Timothy Isaiah headlines ‘Shaking the Culture’ festival at Bonfire ATL

Timothy Isaiah gave the crowd exactly what they come for
Timothy Isaiah headlines 'Shaking the Culture' festival at Bonfire ATL
Timothy Isaiah

Timothy Isaiah is a born performer. The West Palm Beach, Florida, rapper gave his fans something to cheer for on Oct. 1 during the Shaking the Culture festival at Bonfire ATL. Through his fast-paced rhymes and tenacious energy, Isaiah plans to tell a story in every song he makes.

During the festival, Isaiah performed a six-song set, which included “E-Aye,” “4Tim,” “Bad Guy,” “FU,” and “Move.” He also performed “Ropes,” as he recently debuted the music video for the single. The rapper had support from many of his friends and listeners, and he showed during his set that he’s shaking the culture in Atlanta.

Rolling out had the chance to speak with Isaiah prior to his performance.

How does it feel to be the headliner of this event?

It’s dope. I’m starting to be recognized in Atlanta as one of the staples. I’m not from Atlanta, but I do treat it like home, so to be accepted and recognized by a lot of people here is amazing.

What do you want people to take away from your music?

Whatever you can take from it. I don’t make my music for any specific reason. I’m not trying to save the world, and I’m not trying to just get rich. However you identify, however you connect, whatever your “ism” is, and however you connect to my music, I want you to share it with me. I would love to hear your story.

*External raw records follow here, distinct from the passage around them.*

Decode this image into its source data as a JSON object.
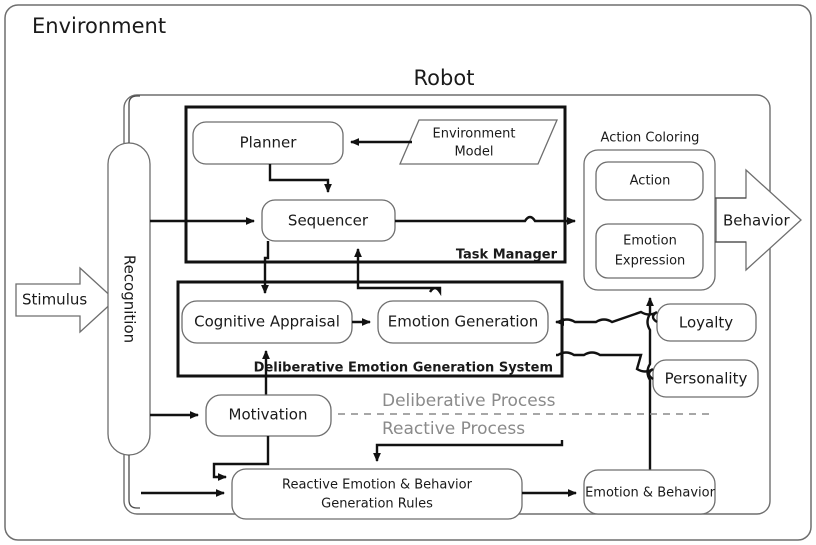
{
  "frame": {
    "environment_label": "Environment",
    "robot_label": "Robot"
  },
  "io": {
    "stimulus_label": "Stimulus",
    "behavior_label": "Behavior"
  },
  "recognition": {
    "label": "Recognition"
  },
  "task_manager": {
    "group_label": "Task Manager",
    "nodes": {
      "planner": "Planner",
      "sequencer": "Sequencer",
      "environment_model_line1": "Environment",
      "environment_model_line2": "Model"
    }
  },
  "deliberative_system": {
    "group_label": "Deliberative Emotion Generation System",
    "nodes": {
      "cognitive_appraisal": "Cognitive Appraisal",
      "emotion_generation": "Emotion Generation"
    }
  },
  "action_coloring": {
    "group_label": "Action Coloring",
    "nodes": {
      "action": "Action",
      "emotion_expression_line1": "Emotion",
      "emotion_expression_line2": "Expression"
    }
  },
  "modulators": {
    "loyalty": "Loyalty",
    "personality": "Personality"
  },
  "motivation": {
    "label": "Motivation"
  },
  "reactive": {
    "rules_line1": "Reactive Emotion & Behavior",
    "rules_line2": "Generation Rules",
    "emotion_behavior": "Emotion & Behavior"
  },
  "process_divider": {
    "upper_label": "Deliberative Process",
    "lower_label": "Reactive Process"
  },
  "colors": {
    "node_stroke": "#6e6e6e",
    "group_heavy_stroke": "#111111",
    "arrow": "#111111",
    "divider_gray": "#8a8a8a",
    "background": "#ffffff"
  }
}
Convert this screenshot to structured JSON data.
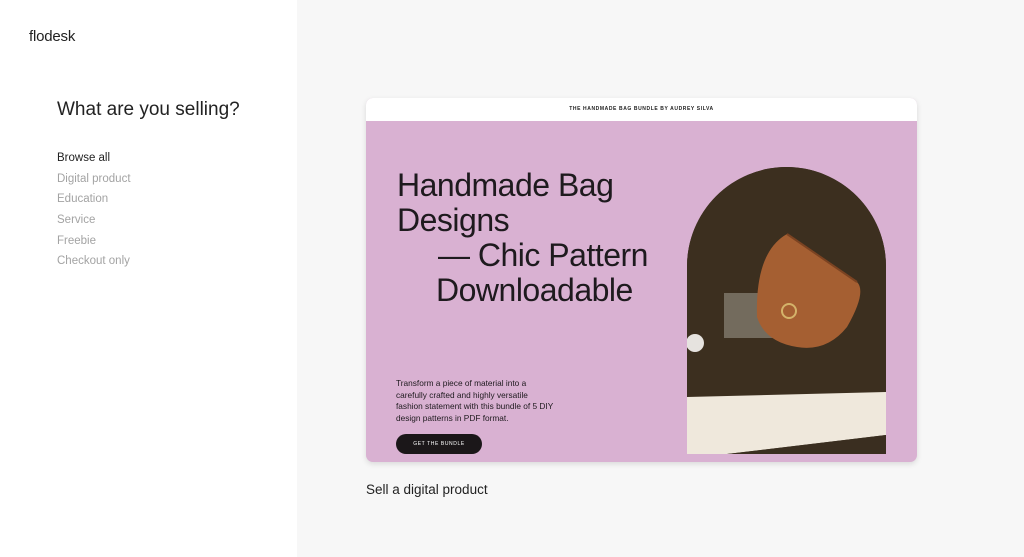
{
  "sidebar": {
    "logo": "flodesk",
    "question": "What are you selling?",
    "categories": [
      {
        "label": "Browse all",
        "active": true
      },
      {
        "label": "Digital product"
      },
      {
        "label": "Education"
      },
      {
        "label": "Service"
      },
      {
        "label": "Freebie"
      },
      {
        "label": "Checkout only"
      }
    ]
  },
  "template": {
    "header": "THE HANDMADE BAG BUNDLE BY AUDREY SILVA",
    "title_lines": [
      "Handmade Bag",
      "Designs",
      "— Chic Pattern",
      "Downloadable"
    ],
    "description": "Transform a piece of material into a carefully crafted and highly versatile fashion statement with this bundle of 5 DIY design patterns in PDF format.",
    "button": "GET THE BUNDLE",
    "background_color": "#d9b1d2"
  },
  "caption": "Sell a digital product"
}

What tips would you give up-and-coming rappers?

Be consistent. A lot of times we get wrapped up in being the star or being a celebrity, but just be consistent. I try to stay as humble as possible. I never tell anybody “no,” I always try to work things out and make things happen. Remaining consistent has allowed me to get into a lot of rooms.

How do you think you’re shaking the culture with your music?

Just by being dynamic. When I first moved to Atlanta, I was trying to get on the scene as much as possible, bringing different cultures, flavors and sounds, and just trying to marry it to the culture that I’m a part of. I feel like I’m shaking the culture because I’m doing something different.